Clapp proposed Black Horse as a solution to the Air Force's ongoing TransAtmospheric Vehicle (TAV) mission. The concept was picked up by the Phillips Laboratory, and over the winter of 1993-94 they carried out a six-week study with WJ Schafer Associates and Conceptual Research Corporation (an aircraft design firm) into what was now known as the Aerial Propellant Transfer (APT) concept. APT was based on using as many off-the-shelf components as possible and considered a wide variety of possible propellants. Wishing to use only non-cryogenic fuels, they favored the use of conventional JP-5 jet fuel with hydrogen peroxide as the oxidizer. Other mixes considered, mostly for comparison purposes, were liquid hydrogen (LH2) and liquid oxygen (LOX), methane/LOX, and RP-1/LOX. Although the performance of the alternate fuels was higher, they all included at least one cryogenic component and were much less dense. Using peroxide had the additional advantage of cooling the combustion, which allowed the use of conventional JP-5 rather than the more expensive RP-1.
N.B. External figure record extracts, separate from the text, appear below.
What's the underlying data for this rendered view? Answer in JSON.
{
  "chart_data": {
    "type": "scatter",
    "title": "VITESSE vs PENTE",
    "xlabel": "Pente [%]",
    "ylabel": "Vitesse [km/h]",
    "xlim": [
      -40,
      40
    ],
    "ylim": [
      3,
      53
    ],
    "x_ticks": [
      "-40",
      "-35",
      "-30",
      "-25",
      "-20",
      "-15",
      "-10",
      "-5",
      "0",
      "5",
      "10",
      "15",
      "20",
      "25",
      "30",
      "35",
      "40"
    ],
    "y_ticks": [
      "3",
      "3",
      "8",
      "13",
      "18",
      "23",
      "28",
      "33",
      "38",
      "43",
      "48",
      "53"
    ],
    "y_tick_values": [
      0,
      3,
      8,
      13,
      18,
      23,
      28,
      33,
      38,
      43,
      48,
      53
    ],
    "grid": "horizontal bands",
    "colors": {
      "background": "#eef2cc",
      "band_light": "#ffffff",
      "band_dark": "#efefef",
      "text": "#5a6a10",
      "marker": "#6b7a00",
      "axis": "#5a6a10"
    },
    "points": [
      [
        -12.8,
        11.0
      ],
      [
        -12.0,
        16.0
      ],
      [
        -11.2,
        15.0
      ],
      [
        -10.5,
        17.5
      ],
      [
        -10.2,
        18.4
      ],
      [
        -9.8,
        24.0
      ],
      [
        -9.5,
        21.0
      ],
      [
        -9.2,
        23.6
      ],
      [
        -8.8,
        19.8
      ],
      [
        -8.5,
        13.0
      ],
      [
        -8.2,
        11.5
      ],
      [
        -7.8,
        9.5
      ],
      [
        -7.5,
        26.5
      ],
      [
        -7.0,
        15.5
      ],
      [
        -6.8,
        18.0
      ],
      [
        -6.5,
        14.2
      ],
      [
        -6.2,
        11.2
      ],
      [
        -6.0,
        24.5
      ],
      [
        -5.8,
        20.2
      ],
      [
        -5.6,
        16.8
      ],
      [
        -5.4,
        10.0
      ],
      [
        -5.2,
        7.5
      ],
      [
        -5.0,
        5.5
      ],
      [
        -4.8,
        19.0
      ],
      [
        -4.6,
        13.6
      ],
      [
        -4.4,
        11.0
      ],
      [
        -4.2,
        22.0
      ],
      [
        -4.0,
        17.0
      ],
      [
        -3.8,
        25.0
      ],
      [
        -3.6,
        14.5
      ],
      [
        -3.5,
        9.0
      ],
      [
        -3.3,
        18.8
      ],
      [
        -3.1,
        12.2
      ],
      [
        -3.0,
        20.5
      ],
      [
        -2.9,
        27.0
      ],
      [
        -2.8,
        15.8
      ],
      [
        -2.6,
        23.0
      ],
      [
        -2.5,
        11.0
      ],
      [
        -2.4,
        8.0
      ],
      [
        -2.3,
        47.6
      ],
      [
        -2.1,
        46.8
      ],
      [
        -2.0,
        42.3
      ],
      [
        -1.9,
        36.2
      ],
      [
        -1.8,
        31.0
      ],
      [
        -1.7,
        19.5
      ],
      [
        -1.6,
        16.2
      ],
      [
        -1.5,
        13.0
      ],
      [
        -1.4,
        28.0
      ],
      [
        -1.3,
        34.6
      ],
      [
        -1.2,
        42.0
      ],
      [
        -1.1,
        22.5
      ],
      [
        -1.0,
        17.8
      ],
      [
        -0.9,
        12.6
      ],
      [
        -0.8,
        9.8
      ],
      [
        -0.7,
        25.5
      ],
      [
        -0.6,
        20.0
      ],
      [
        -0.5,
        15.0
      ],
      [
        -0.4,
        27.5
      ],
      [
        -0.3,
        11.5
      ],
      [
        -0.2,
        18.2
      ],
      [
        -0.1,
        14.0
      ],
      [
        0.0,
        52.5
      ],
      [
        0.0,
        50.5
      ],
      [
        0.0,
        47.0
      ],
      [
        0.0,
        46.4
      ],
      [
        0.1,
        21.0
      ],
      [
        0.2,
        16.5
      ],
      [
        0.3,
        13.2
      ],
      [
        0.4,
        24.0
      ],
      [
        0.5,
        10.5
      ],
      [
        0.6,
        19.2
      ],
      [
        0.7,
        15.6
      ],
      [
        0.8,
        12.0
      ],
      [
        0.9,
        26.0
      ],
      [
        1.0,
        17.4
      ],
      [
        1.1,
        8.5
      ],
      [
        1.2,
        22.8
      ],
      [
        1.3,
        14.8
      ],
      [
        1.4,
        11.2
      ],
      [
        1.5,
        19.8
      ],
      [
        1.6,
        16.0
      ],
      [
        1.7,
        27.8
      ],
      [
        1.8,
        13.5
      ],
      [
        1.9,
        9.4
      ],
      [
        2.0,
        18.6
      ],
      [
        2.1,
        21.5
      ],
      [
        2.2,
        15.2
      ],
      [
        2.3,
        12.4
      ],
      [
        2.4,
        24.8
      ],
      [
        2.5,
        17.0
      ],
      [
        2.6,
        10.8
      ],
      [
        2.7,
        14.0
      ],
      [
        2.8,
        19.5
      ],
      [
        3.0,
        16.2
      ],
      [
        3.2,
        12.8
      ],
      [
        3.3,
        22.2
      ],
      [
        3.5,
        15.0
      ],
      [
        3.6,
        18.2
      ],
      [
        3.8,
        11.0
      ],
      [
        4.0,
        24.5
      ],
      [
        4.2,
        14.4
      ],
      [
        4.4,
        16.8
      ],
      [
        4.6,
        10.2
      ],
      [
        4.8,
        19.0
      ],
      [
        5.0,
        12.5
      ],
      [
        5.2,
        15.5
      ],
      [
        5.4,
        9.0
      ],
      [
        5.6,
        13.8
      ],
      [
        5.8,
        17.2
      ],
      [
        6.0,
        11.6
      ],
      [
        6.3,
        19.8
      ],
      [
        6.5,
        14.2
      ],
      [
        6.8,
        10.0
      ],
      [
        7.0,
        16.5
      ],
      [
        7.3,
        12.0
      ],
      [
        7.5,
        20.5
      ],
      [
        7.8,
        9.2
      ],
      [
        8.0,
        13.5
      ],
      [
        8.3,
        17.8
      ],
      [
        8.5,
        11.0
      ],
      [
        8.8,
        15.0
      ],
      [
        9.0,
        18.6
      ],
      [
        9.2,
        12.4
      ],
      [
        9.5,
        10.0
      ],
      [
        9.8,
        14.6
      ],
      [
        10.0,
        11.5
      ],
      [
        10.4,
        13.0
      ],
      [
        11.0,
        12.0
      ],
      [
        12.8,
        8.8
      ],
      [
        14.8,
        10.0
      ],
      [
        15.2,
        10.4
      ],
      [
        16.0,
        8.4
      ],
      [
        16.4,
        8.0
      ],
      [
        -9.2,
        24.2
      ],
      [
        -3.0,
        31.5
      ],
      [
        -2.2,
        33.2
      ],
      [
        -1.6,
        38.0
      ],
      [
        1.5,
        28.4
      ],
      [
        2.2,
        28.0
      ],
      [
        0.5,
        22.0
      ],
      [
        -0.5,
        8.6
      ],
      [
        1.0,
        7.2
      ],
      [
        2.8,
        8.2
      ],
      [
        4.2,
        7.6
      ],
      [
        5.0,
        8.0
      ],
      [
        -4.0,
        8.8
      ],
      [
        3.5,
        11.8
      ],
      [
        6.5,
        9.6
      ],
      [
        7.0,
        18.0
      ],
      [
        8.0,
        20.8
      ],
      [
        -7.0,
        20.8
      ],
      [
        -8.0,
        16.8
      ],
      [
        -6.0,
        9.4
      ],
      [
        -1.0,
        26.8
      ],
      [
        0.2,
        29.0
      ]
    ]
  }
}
The study demonstrated that Black Horse would outperform any vertical take-off/horizontal landing concept no matter what fuel it used. The study also noted that the speed that the aerial fuel transfer took place was a key input to the overall performance of the system. Black Horse was deliberately designed to use existing tanker aircraft, specifically the KC-135Q and T models, which had fuel tanks completely separate from the aircraft's own fuel system (most models allowed the 135's engines to draw from the tanks). However, performance was slightly increased if the transfer took place in the supersonic regime at Mach 3.0, and dramatically increased, almost doubled, if it was hypersonic at Mach 5.5.

==Black Colt==

The concept was also picked up by Zubrin, who was then working at Martin Marietta, who carried out their own design series from January to May 1994. This developed the smaller Black Colt concept. Clapp and Zubrin later wrote an extensive article on the concepts in the June 1995 edition of Analog magazine. The Black Colt would take off with a tank of fuel, but load oxidizer while in the air. Zubrin considered the Black Colt to be a more feasible concept, as it would fly at a much lower speed.

Clapp partnered with Zubrin to form Pioneer Rocketplane, who proposed a slightly larger version known as Pathfinder.

==Rocketplane XS==

A similar launcher, Rocketplane XS, has been proposed by Rocketplane Global Inc.